(Copyright The Rail Thing - 1962)
Just purchased by The Rail Thing is this slide of Templecombe shed in 1962 - ignore the copyright message!
Look at all the freight wagons around. This is just four years before the line was closed.
Idiot Beeching's biggest error was to deprive the railways of so much freight traffic because he simply didn't understand economics. The cost of maintaining and running freight wagons is minimal. A single load will probably pay for a wagon's maintenance for a year. The net effect of Beeching's attack on freight was to further reduce income, and further increase congestion on the roads. Next time you're stuck behind a lorry, churning out diesel fumes at 25 mph, remember that the freight should be on the railways, not the roads.
I fully expect Templecombe to contain even more freight wagons in 20 or 30 years' time, when the roads between towns no longer exist and rail is the only way to move things. Forget bulk loads, future rail freight will carry everything, though hopefully we won't be using quite as much stuff as we do now!
7 comments:
Freight is always an interesting one. It was still on the agenda when Beeching arrived and the huge new terminal at Carlisle was testimony to that. However, coal production was already on the decline and so there had to be some sort of new strategy.

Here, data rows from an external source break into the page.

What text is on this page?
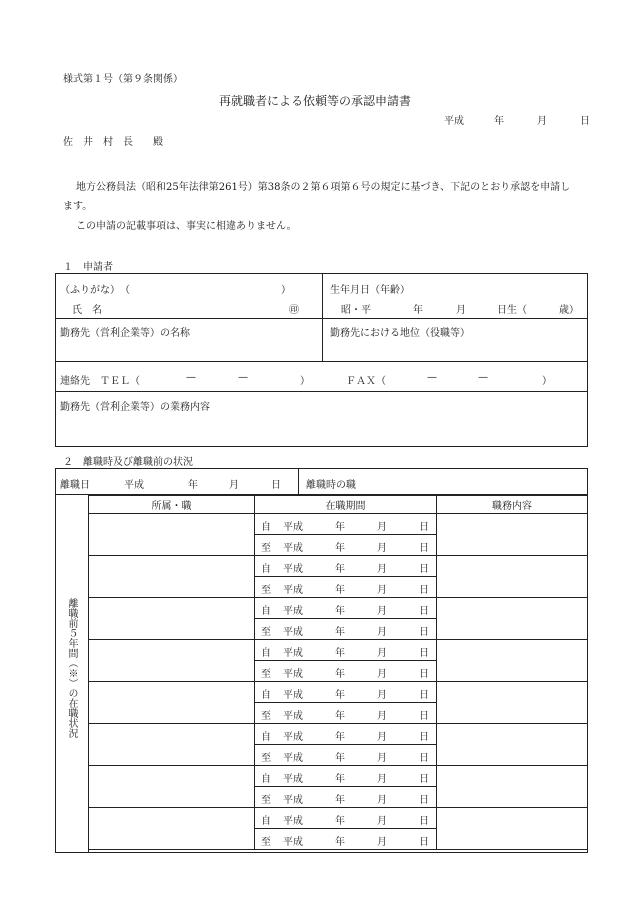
様式第１号（第９条関係）
再就職者による依頼等の承認申請書
平成	年	月	日
佐　井　村　長　　殿
地方公務員法（昭和25年法律第261号）第38条の２第６項第６号の規定に基づき、下記のとおり承認を申請し
ます。
この申請の記載事項は、事実に相違ありません。
１　申請者
（ふりがな）　（	）
氏　名	㊞
生年月日（年齢）
昭・平	年	月	日生（	歳）
勤務先（営利企業等）の名称	勤務先における地位（役職等）
連絡先　ＴＥＬ（	—	—	）	ＦＡＸ（	—	—	）
勤務先（営利企業等）の業務内容
２　離職時及び離職前の状況
離職日	平成	年	月	日	離職時の職
離職前５年間（※）の在職状況
所属・職	在職期間	職務内容

	自 平成 年 月 日	

	至 平成 年 月 日	

	自 平成 年 月 日	

	至 平成 年 月 日	

	自 平成 年 月 日	

	至 平成 年 月 日	

	自 平成 年 月 日	

	至 平成 年 月 日	

	自 平成 年 月 日	

	至 平成 年 月 日	

	自 平成 年 月 日	

	至 平成 年 月 日	

	自 平成 年 月 日	

	至 平成 年 月 日	

	自 平成 年 月 日	

	至 平成 年 月 日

The answere was the Freightliner/Container business but that was never developed properly because of the refusal by dockworkers to play ball. If I remember correctly the Southampton container terminal lay idle for several years and this allowed Felixstowe to dominate, when previously it was just a piece of muddy estuary.
The other end of the spectrum was the many thousands of 'hand delivered' items that arrived on the customers front door. My father tells me that, as a child in the 1930s, his grandfather, who lived in Felixstowe, would regularly send the family, who lived in Colchester, a small consignment of fresh fish.
Grandpa bought the fish from the quayside and then took it to Felixstowe station about 9.00am. After arriving at Colchester station the fish would be delivered later that morning by a railway employee using a hand cart, just in time for lunch. Their home was over a mile from the station!
Those were the days.
Still are the days in Switzerland. As well as pick up goods and block trains you still see small packages being loaded onto trains everywhere.
Once the lorry's no longer an option - and I don't even think they're attempting to build electric artics - the railways will offer the service again. I've a feature coming up using some press shots of the 50s showing the range of freight carried.
I do expect less freight generally to be handled in the future as we learn to live with less and repair items, grow our own food etc, but unless people are of the 'apocalypse' school of thought, then a lot of raw materials, finished products, small items, timber etc will need to be carried by rail.
One thing that survived until fairly recently was the movement of livestock. Chickens, ducks and rabbits were all accepted until about 20 years ago. I know it hit many of the small holders hard when the railways ceased handling that business.
I see that the Bluebell have just built some stock pens with the intention of giving one station a market theme.
I like the fish story. A little lesson from history on integrated transport and how it was there in the 1930’s. This is how the S&D can show the way as a vertically integrated system, owned by the local community and businesses along the route.
Freight was just thrown away in the 1960’s and now it is there clogging up the roads, delaying us all and wearing out the roads, which we pay for! A double whammy. Pay to be delayed by road freight. Like Steve mentioned; there is plenty of talk about electric cars, but how big are the batteries on an electric truck? Can you imagine being stuck behind a 40 tonne version of an electric milk float? LOL
No quite frankly; I can’t…..
Other than perhaps an electric trolley or small van delivering the final mile, I can see that this is exactly how freight will be moved in the future. Clean, quick, integrated, not dependant on fossil fuels and non polluting (if the electricity is renewables). Horses and carts will also have a role to play, as no doubt will the bicycle with a basket on the front!
Rather than whingeing like the dinosaurs I think we all need to take a SERIOUS look at how things are going to be moved around in the future. It's not the end of the world, just a return to how it's always been. The Oil Age will be seen historically as a rather strange little interlude where we rather lost our way. Things will be getting back to normal soon enough!
One other thing that used to go by rail, was major touring theatre productions, usually early Sunday morning, the whole production moved together. Which when you think about it if restarted would take countless lorry's of the road as well as the busses and cars of the company. This all came to an end in late 1950s early 1960s. Largely as a result of Dr Beeching, and the then cheep fuel. As well as reliability issues of B.R, as much of the rolling stock was privately owned, a surviving example of this waggon is at Brockenhurst in use as a cycle hire business.
We're only starting to scratch the surface of what will go by rail in the future. In Switzerland and the US big circuses have dedicated trains - they wouldn't dream of wasting hundreds of thousands on lorries to move the circus. Also in Switzerland they run library carriages which are coupled to a normal train, then dropped at each station in turn. No extra costs, excellent service and free from the end of oil.
The railways are going to be fantastically busy in the future!